The power came on at six o’clock the next morning. Everyone was up early. The sound of Christmas carols and the smell of cinnamon rolls and coffee filled the house. Emma squealed with excitement as she opened her gifts. Tanner sat next to her and was nearly as excited just watching.

          After everyone ate John brought the truck around to take the Evans home. Tanner, Jr. was talking a mile a minute about what Santa might have brought while they were gone. John saw the look of despair on the parents’ faces as they listened to their son.

          When they reached the Evans house the boy leaped out of the truck and sprinted for the door.

          “Merry Christmas,” John said.

          “Same to you,” Tanner Evans replied. “Thank you again for everything. I’ll see you Monday morning.”

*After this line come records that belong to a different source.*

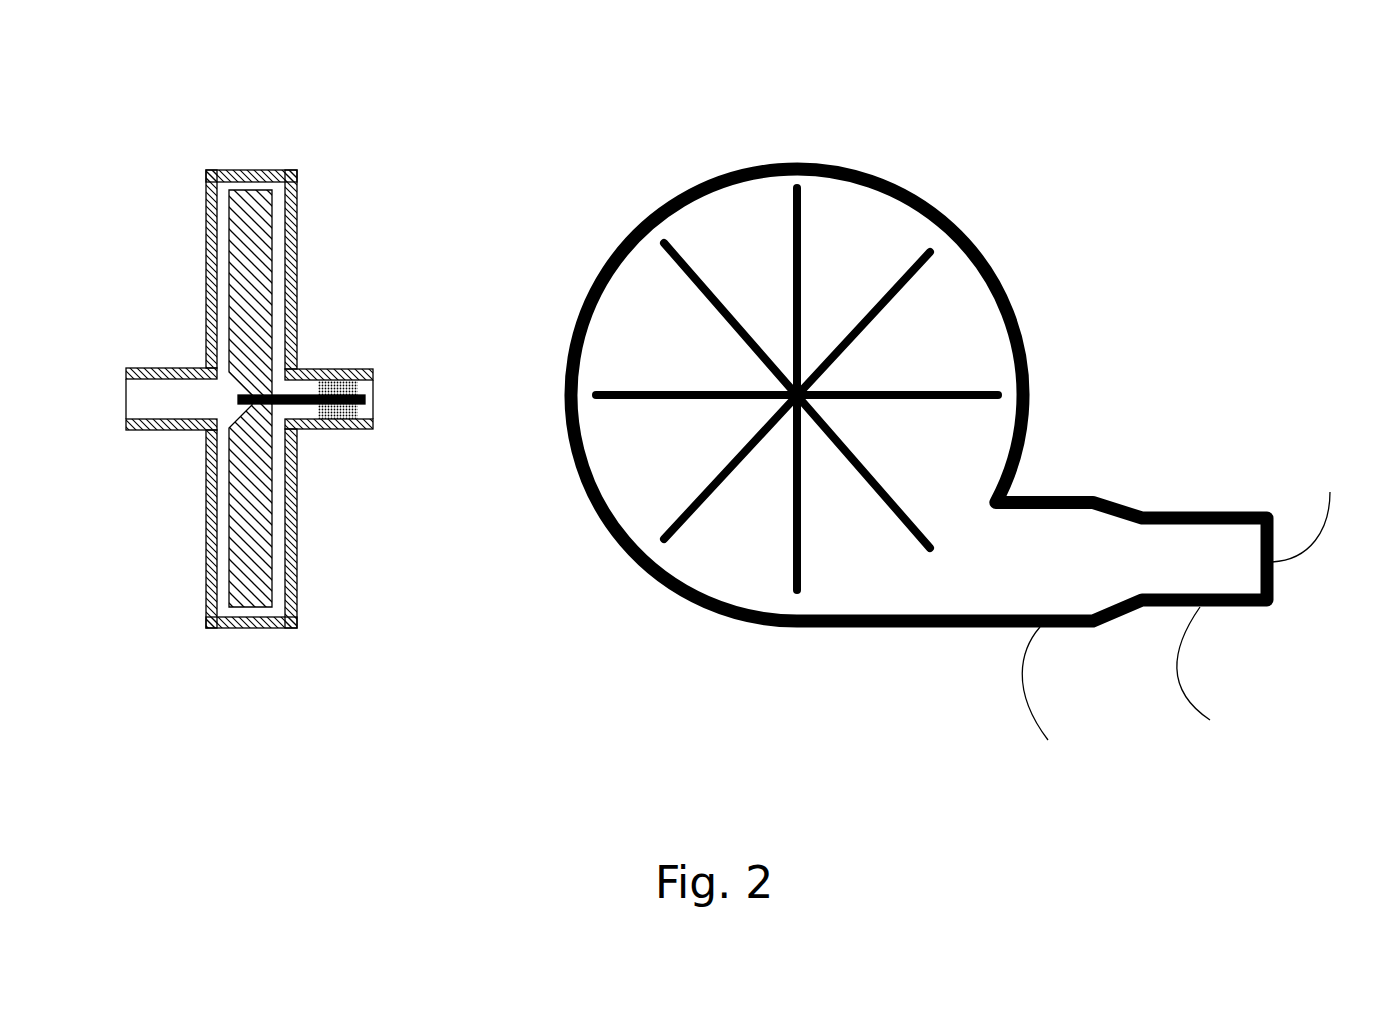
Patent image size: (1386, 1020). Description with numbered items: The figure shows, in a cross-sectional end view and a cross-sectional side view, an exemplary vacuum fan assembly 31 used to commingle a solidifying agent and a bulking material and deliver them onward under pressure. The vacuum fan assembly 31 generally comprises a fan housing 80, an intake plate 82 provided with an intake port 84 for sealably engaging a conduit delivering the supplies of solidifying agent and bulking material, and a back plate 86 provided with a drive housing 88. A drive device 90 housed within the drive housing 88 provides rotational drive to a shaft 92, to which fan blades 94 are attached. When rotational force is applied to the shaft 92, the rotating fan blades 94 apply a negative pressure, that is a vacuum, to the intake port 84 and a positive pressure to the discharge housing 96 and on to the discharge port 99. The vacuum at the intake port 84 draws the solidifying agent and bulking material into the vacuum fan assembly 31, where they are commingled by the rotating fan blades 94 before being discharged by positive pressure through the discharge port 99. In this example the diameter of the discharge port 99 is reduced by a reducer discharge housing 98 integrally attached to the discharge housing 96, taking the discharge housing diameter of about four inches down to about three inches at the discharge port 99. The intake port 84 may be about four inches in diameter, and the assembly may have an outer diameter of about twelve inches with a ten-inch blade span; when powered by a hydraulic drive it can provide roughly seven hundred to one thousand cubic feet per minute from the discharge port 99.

The vacuum fan assembly 31 is at (716, 398).
The fan housing 80 is at (681, 424).
The intake plate 82 is at (207, 263).
The intake port 84 is at (170, 368).
The back plate 86 is at (298, 228).
The drive housing 88 is at (322, 370).
The drive device 90 is at (358, 412).
The shaft 92 is at (300, 405).
The fan blades 94 is at (297, 510).
The discharge housing 96 is at (1055, 697).
The reducer discharge housing 98 is at (1215, 677).
The discharge port 99 is at (1312, 512).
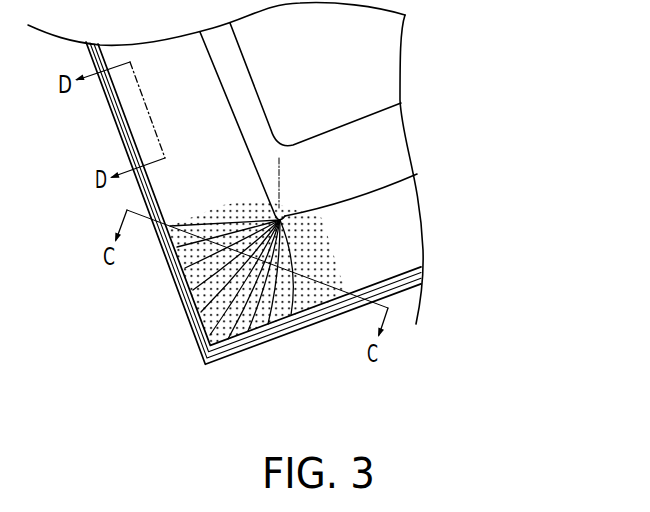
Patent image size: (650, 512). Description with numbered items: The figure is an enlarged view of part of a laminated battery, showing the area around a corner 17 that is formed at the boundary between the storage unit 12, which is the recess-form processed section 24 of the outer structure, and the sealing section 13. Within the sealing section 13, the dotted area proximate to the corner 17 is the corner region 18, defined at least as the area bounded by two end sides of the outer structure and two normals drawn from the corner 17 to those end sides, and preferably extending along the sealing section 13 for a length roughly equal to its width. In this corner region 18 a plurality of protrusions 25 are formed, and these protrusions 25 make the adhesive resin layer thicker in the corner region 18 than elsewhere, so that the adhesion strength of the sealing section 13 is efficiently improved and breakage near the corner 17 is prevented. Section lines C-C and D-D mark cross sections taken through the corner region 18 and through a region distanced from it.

The storage unit 12 is at (275, 163).
The recess-form processed section 24 is at (377, 54).
The sealing section 13 is at (403, 255).
The corner 17 is at (286, 216).
The corner region 18 is at (185, 250).
The protrusions 25 is at (273, 290).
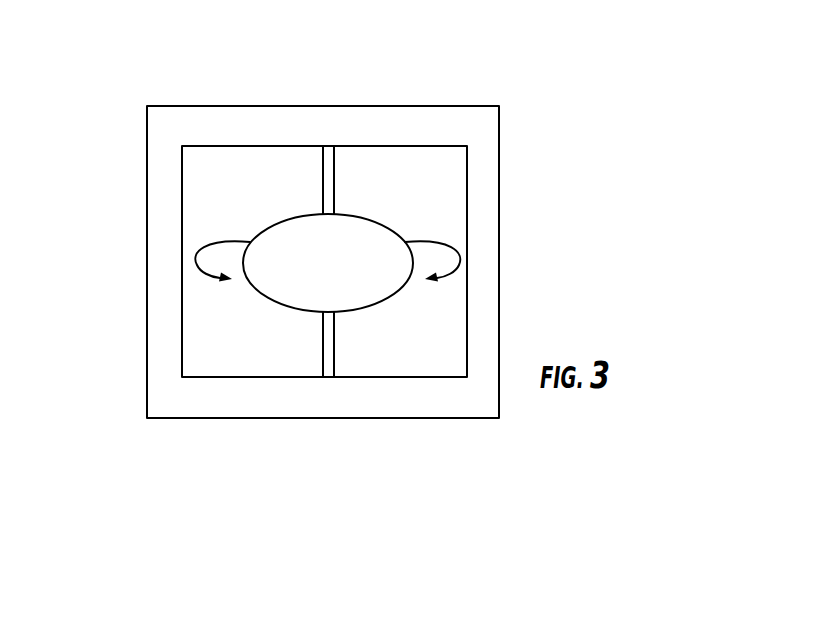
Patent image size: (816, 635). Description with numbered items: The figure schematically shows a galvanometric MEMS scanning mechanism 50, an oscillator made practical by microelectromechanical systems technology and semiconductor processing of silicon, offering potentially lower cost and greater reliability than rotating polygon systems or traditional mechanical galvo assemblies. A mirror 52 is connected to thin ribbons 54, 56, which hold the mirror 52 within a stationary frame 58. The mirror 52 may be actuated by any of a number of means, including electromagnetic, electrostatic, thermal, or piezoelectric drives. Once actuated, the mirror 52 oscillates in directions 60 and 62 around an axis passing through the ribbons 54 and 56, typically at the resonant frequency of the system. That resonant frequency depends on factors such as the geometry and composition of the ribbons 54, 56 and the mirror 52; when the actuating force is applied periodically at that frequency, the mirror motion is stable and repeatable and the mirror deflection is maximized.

The galvanometric MEMS scanning mechanism 50 is at (584, 76).
The mirror 52 is at (385, 298).
The thin ribbon 54 is at (323, 175).
The thin ribbon 56 is at (322, 355).
The stationary frame 58 is at (499, 178).
The direction 60 is at (457, 268).
The direction 62 is at (208, 247).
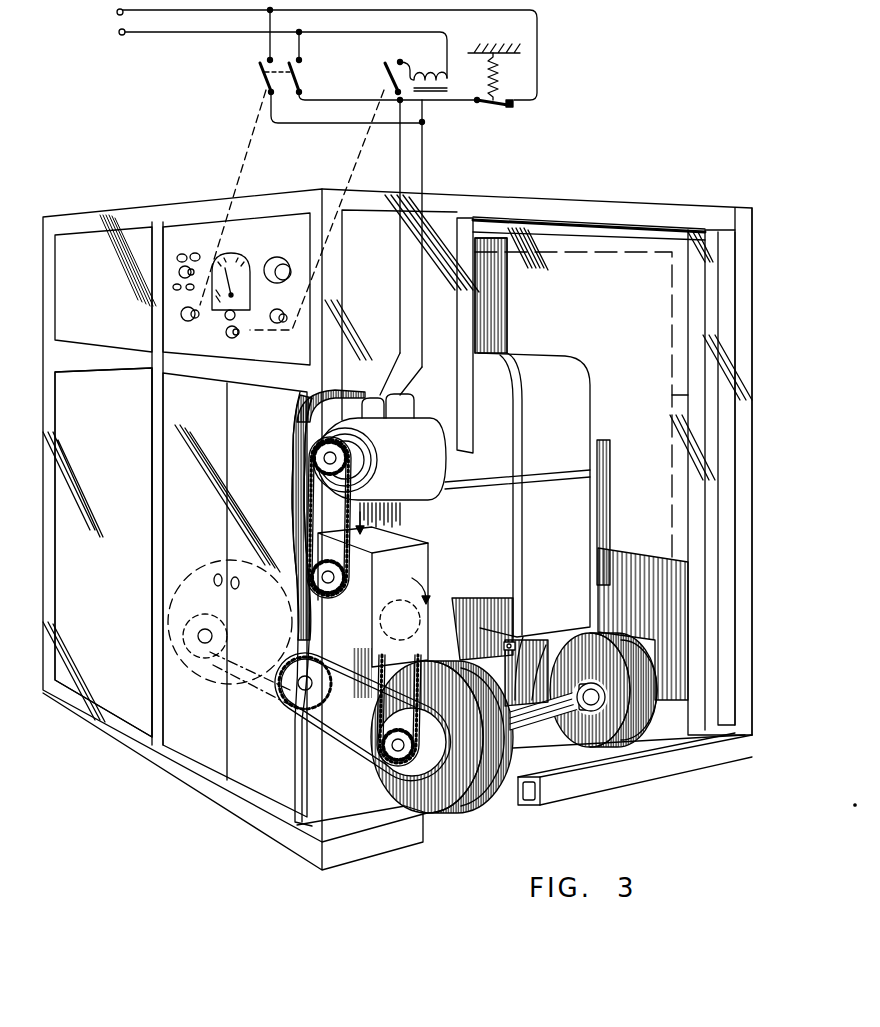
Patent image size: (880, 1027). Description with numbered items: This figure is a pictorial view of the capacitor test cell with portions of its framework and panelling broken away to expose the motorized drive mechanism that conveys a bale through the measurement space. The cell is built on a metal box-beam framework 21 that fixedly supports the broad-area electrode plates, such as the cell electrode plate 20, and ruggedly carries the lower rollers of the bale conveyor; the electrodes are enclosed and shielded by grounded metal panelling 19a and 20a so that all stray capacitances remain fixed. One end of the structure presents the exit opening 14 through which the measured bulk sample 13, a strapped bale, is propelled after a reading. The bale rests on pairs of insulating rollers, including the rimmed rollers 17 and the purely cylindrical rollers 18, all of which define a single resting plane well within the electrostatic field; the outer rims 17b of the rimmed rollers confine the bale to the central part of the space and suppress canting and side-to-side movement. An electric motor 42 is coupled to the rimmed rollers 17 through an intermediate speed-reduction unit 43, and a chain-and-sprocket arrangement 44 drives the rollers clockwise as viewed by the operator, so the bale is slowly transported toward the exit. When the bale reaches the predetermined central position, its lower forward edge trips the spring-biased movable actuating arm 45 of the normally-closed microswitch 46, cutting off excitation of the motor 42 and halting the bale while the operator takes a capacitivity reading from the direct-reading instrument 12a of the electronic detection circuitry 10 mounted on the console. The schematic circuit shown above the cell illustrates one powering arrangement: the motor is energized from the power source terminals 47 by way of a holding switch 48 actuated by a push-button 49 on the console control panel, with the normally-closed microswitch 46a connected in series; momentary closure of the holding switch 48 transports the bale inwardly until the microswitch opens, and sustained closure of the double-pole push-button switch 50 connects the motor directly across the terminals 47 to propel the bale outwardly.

The electronic detection circuitry 10 is at (262, 222).
The direct-reading instrument 12a is at (225, 268).
The bulk sample 13 is at (562, 453).
The exit opening 14 is at (670, 394).
The rimmed rollers 17 is at (500, 787).
The outer rims 17b is at (630, 606).
The cylindrical rollers 18 is at (553, 733).
The grounded metal panelling 19a is at (85, 483).
The cell electrode plate 20 is at (655, 322).
The grounded metal panelling 20a is at (788, 513).
The metal box-beam framework 21 is at (497, 230).
The electric motor 42 is at (420, 471).
The speed-reduction unit 43 is at (408, 575).
The chain-and-sprocket arrangement 44 is at (330, 748).
The movable actuating arm 45 is at (507, 642).
The microswitch 46 is at (550, 652).
The normally-closed microswitch 46a is at (492, 122).
The power source terminals 47 is at (120, 31).
The holding switch 48 is at (374, 72).
The push-button 49 is at (225, 336).
The double-pole push-button switch 50 is at (248, 66).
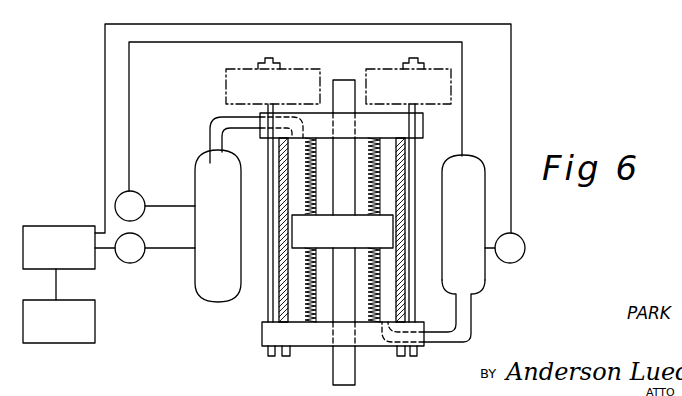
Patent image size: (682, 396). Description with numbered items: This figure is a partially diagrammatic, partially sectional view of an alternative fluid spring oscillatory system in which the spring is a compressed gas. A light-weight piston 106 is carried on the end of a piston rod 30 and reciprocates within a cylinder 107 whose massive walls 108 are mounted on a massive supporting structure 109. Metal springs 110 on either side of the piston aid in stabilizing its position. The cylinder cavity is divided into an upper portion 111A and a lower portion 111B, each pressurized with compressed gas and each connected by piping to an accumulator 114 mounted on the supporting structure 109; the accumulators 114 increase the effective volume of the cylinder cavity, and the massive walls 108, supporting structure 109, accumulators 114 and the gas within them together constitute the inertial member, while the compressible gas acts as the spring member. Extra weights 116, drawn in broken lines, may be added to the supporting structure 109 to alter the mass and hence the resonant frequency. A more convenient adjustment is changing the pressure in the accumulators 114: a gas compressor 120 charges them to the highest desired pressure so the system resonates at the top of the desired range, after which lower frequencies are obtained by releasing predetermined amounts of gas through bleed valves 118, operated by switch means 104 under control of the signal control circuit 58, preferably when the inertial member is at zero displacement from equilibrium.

The shaft 30 is at (358, 373).
The signal control circuit 58 is at (96, 329).
The switch means 104 is at (60, 226).
The piston 106 is at (393, 228).
The cylinder 107 is at (262, 312).
The massive walls 108 is at (402, 150).
The supporting structure 109 is at (418, 351).
The metal springs 110 is at (413, 138).
The upper portion of the cylinder cavity 111A is at (290, 163).
The lower portion of the cylinder cavity 111B is at (290, 276).
The accumulator 114 is at (205, 300).
The extra weights 116 is at (225, 78).
The bleed valves 118 is at (132, 263).
The gas compressor 120 is at (141, 193).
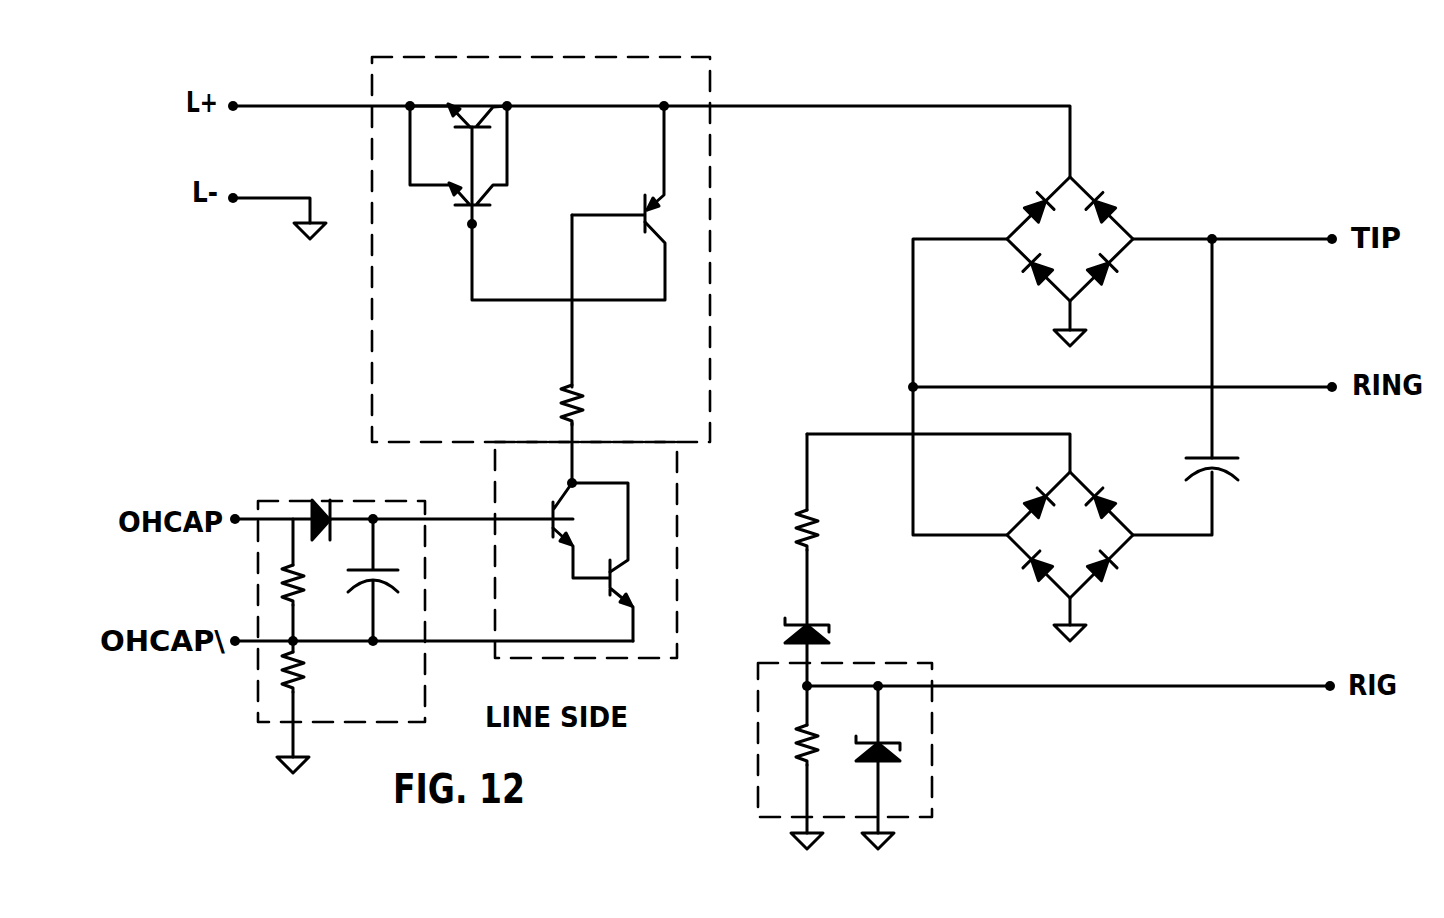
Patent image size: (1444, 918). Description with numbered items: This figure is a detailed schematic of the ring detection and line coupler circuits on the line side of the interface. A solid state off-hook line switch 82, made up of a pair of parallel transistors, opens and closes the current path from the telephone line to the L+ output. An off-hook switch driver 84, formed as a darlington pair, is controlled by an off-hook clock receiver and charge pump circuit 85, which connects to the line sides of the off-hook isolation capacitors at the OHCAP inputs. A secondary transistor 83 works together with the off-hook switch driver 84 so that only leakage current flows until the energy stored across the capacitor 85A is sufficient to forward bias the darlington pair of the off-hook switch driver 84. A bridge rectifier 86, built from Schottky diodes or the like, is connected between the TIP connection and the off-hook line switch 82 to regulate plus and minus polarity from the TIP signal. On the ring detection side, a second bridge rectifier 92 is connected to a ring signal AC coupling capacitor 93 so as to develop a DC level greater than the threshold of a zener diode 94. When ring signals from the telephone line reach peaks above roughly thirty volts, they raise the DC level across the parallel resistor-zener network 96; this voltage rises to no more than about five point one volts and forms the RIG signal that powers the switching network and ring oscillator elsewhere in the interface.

          John Howard watched as the Evans walked slowly up their front walk. He continued to watch as they opened the door and stopped dead in their tracks. By the time they turned around John was halfway down the street, wiping his eyes as he drove.

 

 On Monday morning John and Sarah Jane came out to welcome Tanner Evans when he arrived.

          “Ready to get your hand dirty?” John asked.

          “I sure am,” Tanner replied. He cleared his throat and added, “I don’t know how you did what you did, but I want you to know you made my son’s Christmas. Mine and Erin’s, too. I’ll never forget it.”

          “Well, I don’t know what you mean, but I’m glad you had a good Christmas,” John replied.

          Jupiter Campbell walked up and John introduced Tanner to his foreman. Jupiter and Tanner headed for the barn. As he was opening the barn door Jupiter glanced back at John and grinned.

          “Erin Evans called me a little while ago,” Sarah Jane said. “She said she walked in her house Christmas morning and thought she had the wrong address.”

          “Why is that?” John casually asked.

          “Well, their stockings were stuffed, the pantry and refrigerator were stocked, and they had more gifts than they had ever gotten in their life. She called to thank me. She was crying.”

          “What did you say?” John asked.

          “I told her I was glad they had a nice Christmas, but I didn’t know anything about the gifts.”

          John nodded.

          “I can only think of one person who might have the kindness of heart, the perseverance, and the connections to make something that special happen,” Sarah Jane continued.

          “Santa,” John said.

          Sarah Jane remained silent.

          “I’ll be over in the east meadow clearing some brush if you need me,” he said.

          Sarah Jane leaned over and gave her husband a long kiss. “See you later, Santa,” she whispered.